OTHER BAD ANSWERS TO AUDITS
It is bad enough to have to admit that 61% of our audit defense efforts fail because we don’t even respond to a simple request for additional documentation, but that still means 39% of responses were given – and many of those also answered the audit question poorly as well.
Here are examples quoted straight from the most recent Medicare review by Palmetto (no need to make up hypothetical situations) and my pointed comments along with them that will hopefully prod you into progress.

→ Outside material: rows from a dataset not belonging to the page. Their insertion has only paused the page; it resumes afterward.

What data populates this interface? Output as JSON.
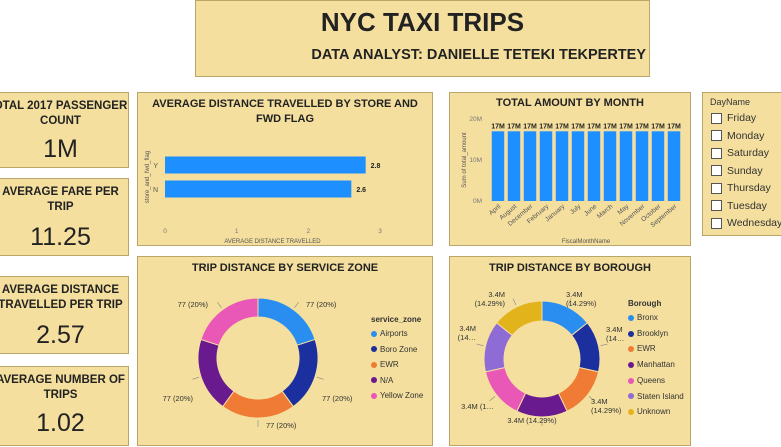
{
  "header": {
    "title": "NYC TAXI TRIPS",
    "subtitle": "DATA ANALYST: DANIELLE TETEKI TEKPERTEY"
  },
  "kpis": [
    {
      "label": "OTAL 2017 PASSENGER COUNT",
      "value": "1M"
    },
    {
      "label": "AVERAGE FARE PER TRIP",
      "value": "11.25"
    },
    {
      "label": "AVERAGE DISTANCE TRAVELLED PER TRIP",
      "value": "2.57"
    },
    {
      "label": "AVERAGE NUMBER OF TRIPS",
      "value": "1.02"
    }
  ],
  "slicer": {
    "title": "DayName",
    "items": [
      "Friday",
      "Monday",
      "Saturday",
      "Sunday",
      "Thursday",
      "Tuesday",
      "Wednesday"
    ]
  },
  "colors": {
    "bar": "#1e8fff",
    "card": "#f4df9e"
  },
  "chart_data": [
    {
      "type": "bar",
      "orientation": "horizontal",
      "title": "AVERAGE DISTANCE TRAVELLED BY STORE AND FWD FLAG",
      "xlabel": "AVERAGE DISTANCE TRAVELLED",
      "ylabel": "store_and_fwd_flag",
      "categories": [
        "Y",
        "N"
      ],
      "values": [
        2.8,
        2.6
      ],
      "data_labels": [
        "2.8",
        "2.6"
      ],
      "xlim": [
        0,
        3
      ],
      "xticks": [
        "0",
        "1",
        "2",
        "3"
      ]
    },
    {
      "type": "bar",
      "title": "TOTAL AMOUNT BY MONTH",
      "xlabel": "FiscalMonthName",
      "ylabel": "Sum of total_amount",
      "categories": [
        "April",
        "August",
        "December",
        "February",
        "January",
        "July",
        "June",
        "March",
        "May",
        "November",
        "October",
        "September"
      ],
      "values": [
        17,
        17,
        17,
        17,
        17,
        17,
        17,
        17,
        17,
        17,
        17,
        17
      ],
      "unit": "M",
      "data_labels": [
        "17M",
        "17M",
        "17M",
        "17M",
        "17M",
        "17M",
        "17M",
        "17M",
        "17M",
        "17M",
        "17M",
        "17M"
      ],
      "ylim": [
        0,
        20
      ],
      "yticks": [
        "0M",
        "10M",
        "20M"
      ]
    },
    {
      "type": "pie",
      "donut": true,
      "title": "TRIP DISTANCE BY SERVICE ZONE",
      "legend_title": "service_zone",
      "labels": [
        "Airports",
        "Boro Zone",
        "EWR",
        "N/A",
        "Yellow Zone"
      ],
      "values": [
        77,
        77,
        77,
        77,
        77
      ],
      "percents": [
        20,
        20,
        20,
        20,
        20
      ],
      "slice_labels": [
        "77 (20%)",
        "77 (20%)",
        "77 (20%)",
        "77 (20%)",
        "77 (20%)"
      ],
      "colors": [
        "#2a8ef0",
        "#1c2f9e",
        "#f07b35",
        "#6a1a8f",
        "#e957b7"
      ]
    },
    {
      "type": "pie",
      "donut": true,
      "title": "TRIP DISTANCE BY BOROUGH",
      "legend_title": "Borough",
      "labels": [
        "Bronx",
        "Brooklyn",
        "EWR",
        "Manhattan",
        "Queens",
        "Staten Island",
        "Unknown"
      ],
      "values": [
        3.4,
        3.4,
        3.4,
        3.4,
        3.4,
        3.4,
        3.4
      ],
      "percents": [
        14.29,
        14.29,
        14.29,
        14.29,
        14.29,
        14.29,
        14.29
      ],
      "slice_labels": [
        "3.4M (14.29%)",
        "3.4M (14…",
        "3.4M (14.29%)",
        "3.4M (14.29%)",
        "3.4M (1…",
        "3.4M (14…",
        "3.4M (14.29%)"
      ],
      "colors": [
        "#2a8ef0",
        "#1c2f9e",
        "#f07b35",
        "#6a1a8f",
        "#e957b7",
        "#8f6bd6",
        "#e3b31c"
      ]
    }
  ]
}
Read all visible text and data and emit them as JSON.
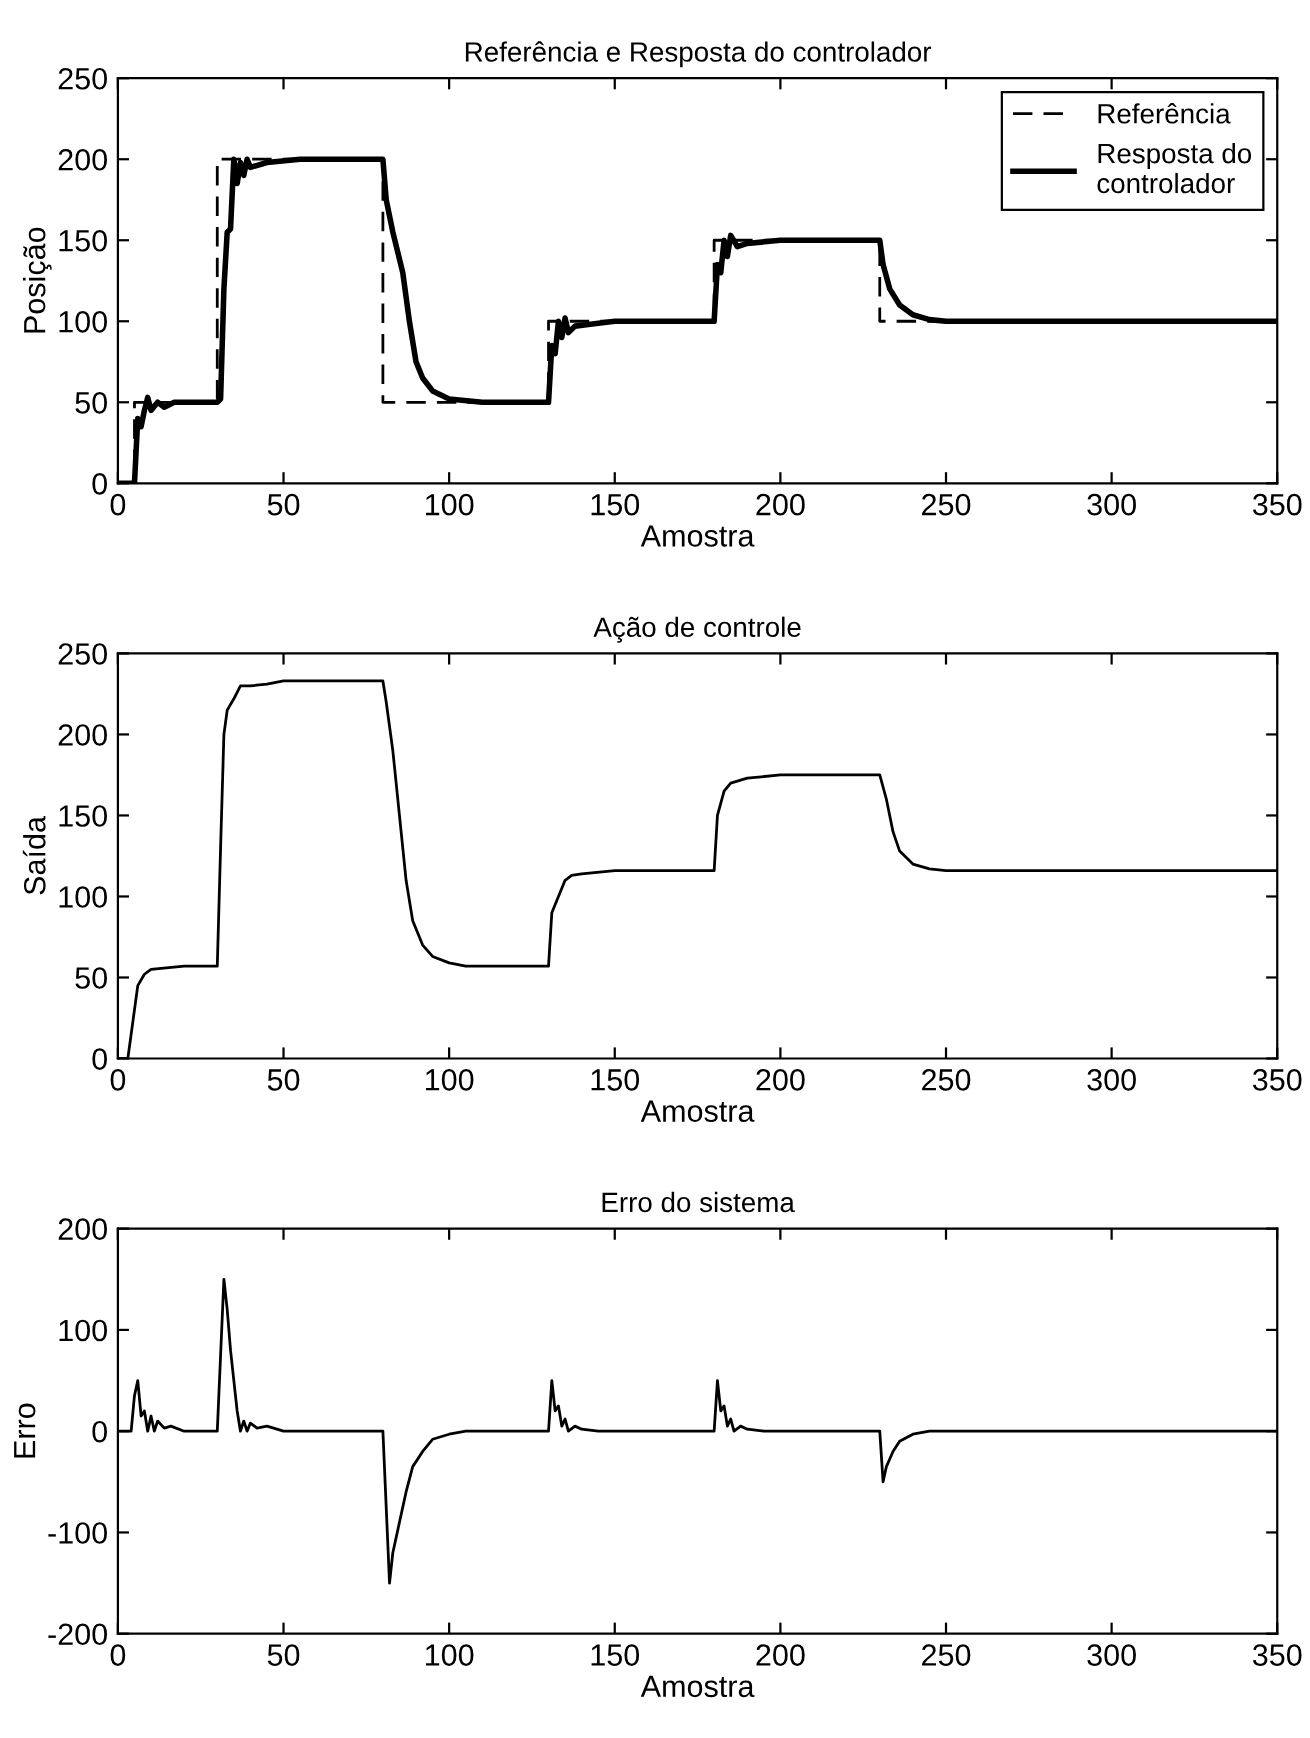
{
  "chart_data": [
    {
      "type": "line",
      "title": "Referência e Resposta do controlador",
      "xlabel": "Amostra",
      "ylabel": "Posição",
      "xlim": [
        0,
        350
      ],
      "ylim": [
        0,
        250
      ],
      "xticks": [
        0,
        50,
        100,
        150,
        200,
        250,
        300,
        350
      ],
      "yticks": [
        0,
        50,
        100,
        150,
        200,
        250
      ],
      "grid": false,
      "legend": "top right",
      "series": [
        {
          "name": "Referência",
          "color": "#000000",
          "line_style": "dashed",
          "x": [
            0,
            5,
            5,
            30,
            30,
            80,
            80,
            130,
            130,
            180,
            180,
            230,
            230,
            350
          ],
          "values": [
            0,
            0,
            50,
            50,
            200,
            200,
            50,
            50,
            100,
            100,
            150,
            150,
            100,
            100
          ]
        },
        {
          "name": "Resposta do controlador",
          "color": "#000000",
          "line_style": "solid",
          "x": [
            0,
            5,
            6,
            7,
            8,
            9,
            10,
            12,
            14,
            17,
            20,
            30,
            31,
            32,
            33,
            34,
            35,
            36,
            37,
            38,
            39,
            40,
            45,
            55,
            80,
            81,
            83,
            86,
            88,
            90,
            92,
            95,
            100,
            110,
            130,
            131,
            132,
            133,
            134,
            135,
            136,
            138,
            142,
            150,
            180,
            181,
            182,
            183,
            184,
            185,
            187,
            190,
            200,
            230,
            231,
            233,
            236,
            240,
            245,
            250,
            350
          ],
          "values": [
            0,
            0,
            40,
            35,
            45,
            53,
            45,
            50,
            47,
            50,
            50,
            50,
            52,
            120,
            155,
            157,
            200,
            185,
            198,
            190,
            200,
            195,
            198,
            200,
            200,
            175,
            155,
            130,
            100,
            75,
            65,
            57,
            52,
            50,
            50,
            85,
            80,
            100,
            90,
            102,
            93,
            97,
            98,
            100,
            100,
            135,
            130,
            150,
            140,
            153,
            146,
            148,
            150,
            150,
            135,
            120,
            110,
            104,
            101,
            100,
            100
          ]
        }
      ]
    },
    {
      "type": "line",
      "title": "Ação de controle",
      "xlabel": "Amostra",
      "ylabel": "Saída",
      "xlim": [
        0,
        350
      ],
      "ylim": [
        0,
        250
      ],
      "xticks": [
        0,
        50,
        100,
        150,
        200,
        250,
        300,
        350
      ],
      "yticks": [
        0,
        50,
        100,
        150,
        200,
        250
      ],
      "grid": false,
      "series": [
        {
          "color": "#000000",
          "line_style": "solid",
          "x": [
            0,
            3,
            4,
            6,
            8,
            10,
            20,
            30,
            31,
            32,
            33,
            35,
            37,
            40,
            45,
            50,
            80,
            81,
            83,
            85,
            87,
            89,
            92,
            95,
            100,
            105,
            130,
            131,
            133,
            135,
            137,
            140,
            150,
            180,
            181,
            183,
            185,
            190,
            200,
            230,
            232,
            234,
            236,
            240,
            245,
            250,
            350
          ],
          "values": [
            0,
            0,
            15,
            45,
            52,
            55,
            57,
            57,
            130,
            200,
            215,
            222,
            230,
            230,
            231,
            233,
            233,
            220,
            190,
            150,
            110,
            85,
            70,
            63,
            59,
            57,
            57,
            90,
            100,
            110,
            113,
            114,
            116,
            116,
            150,
            165,
            170,
            173,
            175,
            175,
            160,
            140,
            128,
            120,
            117,
            116,
            116
          ]
        }
      ]
    },
    {
      "type": "line",
      "title": "Erro do sistema",
      "xlabel": "Amostra",
      "ylabel": "Erro",
      "xlim": [
        0,
        350
      ],
      "ylim": [
        -200,
        200
      ],
      "xticks": [
        0,
        50,
        100,
        150,
        200,
        250,
        300,
        350
      ],
      "yticks": [
        -200,
        -100,
        0,
        100,
        200
      ],
      "grid": false,
      "series": [
        {
          "color": "#000000",
          "line_style": "solid",
          "x": [
            0,
            4,
            5,
            6,
            7,
            8,
            9,
            10,
            11,
            12,
            14,
            16,
            20,
            30,
            31,
            32,
            33,
            34,
            35,
            36,
            37,
            38,
            39,
            40,
            42,
            45,
            50,
            80,
            81,
            82,
            83,
            85,
            87,
            89,
            92,
            95,
            100,
            105,
            130,
            131,
            132,
            133,
            134,
            135,
            136,
            138,
            140,
            145,
            180,
            181,
            182,
            183,
            184,
            185,
            186,
            188,
            190,
            195,
            230,
            231,
            232,
            234,
            236,
            240,
            245,
            350
          ],
          "values": [
            0,
            0,
            35,
            50,
            15,
            20,
            0,
            15,
            0,
            10,
            3,
            5,
            0,
            0,
            75,
            150,
            120,
            80,
            50,
            20,
            0,
            10,
            0,
            8,
            3,
            5,
            0,
            0,
            -75,
            -150,
            -120,
            -90,
            -60,
            -35,
            -20,
            -8,
            -3,
            0,
            0,
            50,
            20,
            25,
            5,
            12,
            0,
            5,
            2,
            0,
            0,
            50,
            20,
            25,
            5,
            12,
            0,
            5,
            2,
            0,
            0,
            -50,
            -35,
            -20,
            -10,
            -3,
            0,
            0
          ]
        }
      ]
    }
  ]
}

- Required elements of the history and examination were absent
- The Treatment plan was absent or insufficient.
- Treatment plans most commonly lacked specific goals with objective measures to evaluate treatment effectiveness
- Objective measures to evaluate treatment effectiveness were missing from the day of service note. Objective measures for the patient progress on each day the patient is treated should be documented in the note for the day
- Missing or incomplete P.A.R.T. exam elements needed to document the subluxation. The elements of P.A.R.T. stand for Pain, Asymmetry, Range of Motion, and Tissue/Tone/Temperature. To show subluxation, two of the four elements must be present, one of which must be asymmetry or range of motion abnormality
- Missing or incomplete documentation of the treatment given on the day of visit
- Insufficient documentation of subluxation for each spinal level manipulated
- No documentation that each manipulation performed related to a relevant symptomatic spinal level identified by P.A.R.T. elements from the exam
- Missing/Insufficient documentation of the spinal levels which received manual manipulation and statement that CMT was performed. Terms such as “treatment or therapy” are insufficient to document CMT. These terms are general and could mean treatment with e-stim, traction, etc.
- Documentation submitted is not legible due to poor handwriting or use of obscure abbreviations without providing a key
The “Are You Kidding?” Category
Beyond the non-response, the single most inexcusable error, in my opinion, sits at the end of your note and is known as a signature.
Basically, a signature is required and it’s…well…ummm..a signature! Translation = NOT.THAT.HARD!
Yet, 125 services in the above review were denied due to lack of signatures.
It’s pretty simple: Medicare requires that services are authenticated by the author. The signature for each entry must be legible and should include the practitioner’s first and last name. Providers can submit a valid signature attestation or log with any documentation that does not contain a signature or contains an illegible signature.
Here’s what Palmetto said for reasons claims were denied due to lack of signatures:
- The document was not signed by the provider
- Illegible signature
- Signature submitted does not meet requirements – for example initials only that are not with printed/typed name, not accompanied by signature attestation or signature log
You can guess the end of the game here folks: Medicare will continue this service specific prepayment review. In other words, they will continue to audit chiropractors as long as we continue to make the same three mistakes above.
My hope is that the good chiropractors reading this (that’s YOU) will at least avoid the inexcusable documentation mistakes detailed in this article and be a part of the folks that get their claims paid and get to keep their money!